BRINGING DIGITAL ASSETS OUT OF THE SHADOWS

According to the representative of the State Securities Commission, the government is submitting the Law on Digital Technology Industry to the National Assembly, which will include concepts of digital and virtual assets, providing a basis for policies to manage this new asset class.

“Without legal recognition, all activities related to digital assets are in a gray area and carry risks. We have received numerous requests to verify digital asset transactions, and almost 90% of these cases involve violations and fraud,” shared Mr. Hoa at the event.

Legalizing the digital asset market is a crucial step taken by the government to protect citizens from fraud. Additionally, a legal framework for digital assets will provide Vietnam with an accurate understanding of the market’s scale and potential, marking the beginning of creating new investment and fundraising channels for businesses and a new tax revenue stream for the government.

Emphasizing the urgency of swiftly enacting a legal framework defining digital assets, Mr.
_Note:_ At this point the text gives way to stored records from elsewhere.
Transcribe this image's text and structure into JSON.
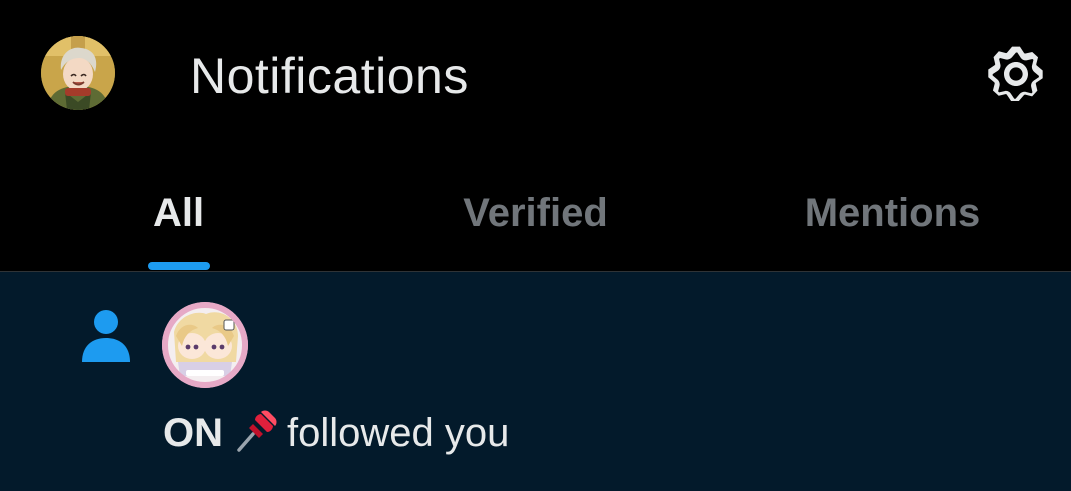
{
  "header": {
    "title": "Notifications",
    "avatar_icon": "user-avatar-icon",
    "settings_icon": "gear-icon"
  },
  "tabs": [
    {
      "label": "All",
      "active": true
    },
    {
      "label": "Verified",
      "active": false
    },
    {
      "label": "Mentions",
      "active": false
    }
  ],
  "notifications": [
    {
      "type": "follow",
      "icon": "person-icon",
      "user_name": "ON",
      "name_emoji_icon": "pushpin-icon",
      "action_text": "followed you"
    }
  ],
  "colors": {
    "background": "#000000",
    "accent": "#1d9bf0",
    "text_primary": "#e7e9ea",
    "text_secondary": "#71767b",
    "unread_background": "#031a2b"
  }
}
Phan Duc Trung, Chairman of the Vietnam Blockchain Association (VBA), stated that due to the high demand and fear of missing out among citizens, the government and the National Assembly need to promptly enact the Law on Digital Technology Industry to create a fluid capital source for the securities market and asset management.

A panorama of Discussion Session 3 at the Vietnam Investment Forum 2025.

Drawing on international experiences, Mr. Trung mentioned that many advanced countries have enacted various laws regarding the application of blockchain technology – the foundation of digital assets – in business and daily life. These laws are based on four key aspects: tax policies, anti-money laundering and counter-terrorism, investor protection, and licensing.

With the blockchain market growing but lacking a legal framework, it is essential to enact regulations to manage the technology’s impact on the economy.

ENCOURAGING INVESTORS TO BRING DIGITAL ASSETS BACK TO VIETNAM

Once the necessary legal framework is in place, Mr. Mai Huy Tuan, CEO of SSI Digital Technology JSC, believes that if Vietnam can attract domestic investors, the digital asset market can rapidly accelerate from the initial stages.

Sharing his personal experience, Mr. Tuan mentioned that he knows many domestic investors who have participated in the international digital asset market early on and now possess significant resources, including thousands of bitcoins.

However, due to the lack of clear regulations in Vietnam, they are unable to bring these digital assets back to the country. With proper legalization, these digital assets held by domestic investors could become an enormous resource for economic development.

In the past year, SSI has also connected with major global exchanges such as Binance, OKX, Bybit, BingX, and leading investment funds like VanEck. All of them are awaiting a clear legal framework from Vietnam to collaborate with SSI, establish funds and companies, and boost investment in the digital asset market, bringing international capital to Vietnam.

While acknowledging that recognizing digital assets will unlock significant domestic investment potential, Ms. Doan Mai Hanh, Senior Director of Sales and Proprietary Trading at TCBS, cautioned that digital assets are a novel field fraught with risks, including valuation challenges and data-related crimes and cybersecurity threats.

Therefore, it is imperative to impose stringent and cautious requirements for organizations participating in providing services, especially during Vietnam’s pilot phase of the digital asset exchange. This should include the involvement of commercial banks, securities companies, insurance companies, fund management companies, and technology companies, as these entities possess substantial financial strength, reducing market risks.

Additionally, these financial institutions maintain rigorous standards for data security, anti-money laundering measures, and are experienced in handling transactions, order matching, and asset management for their clients.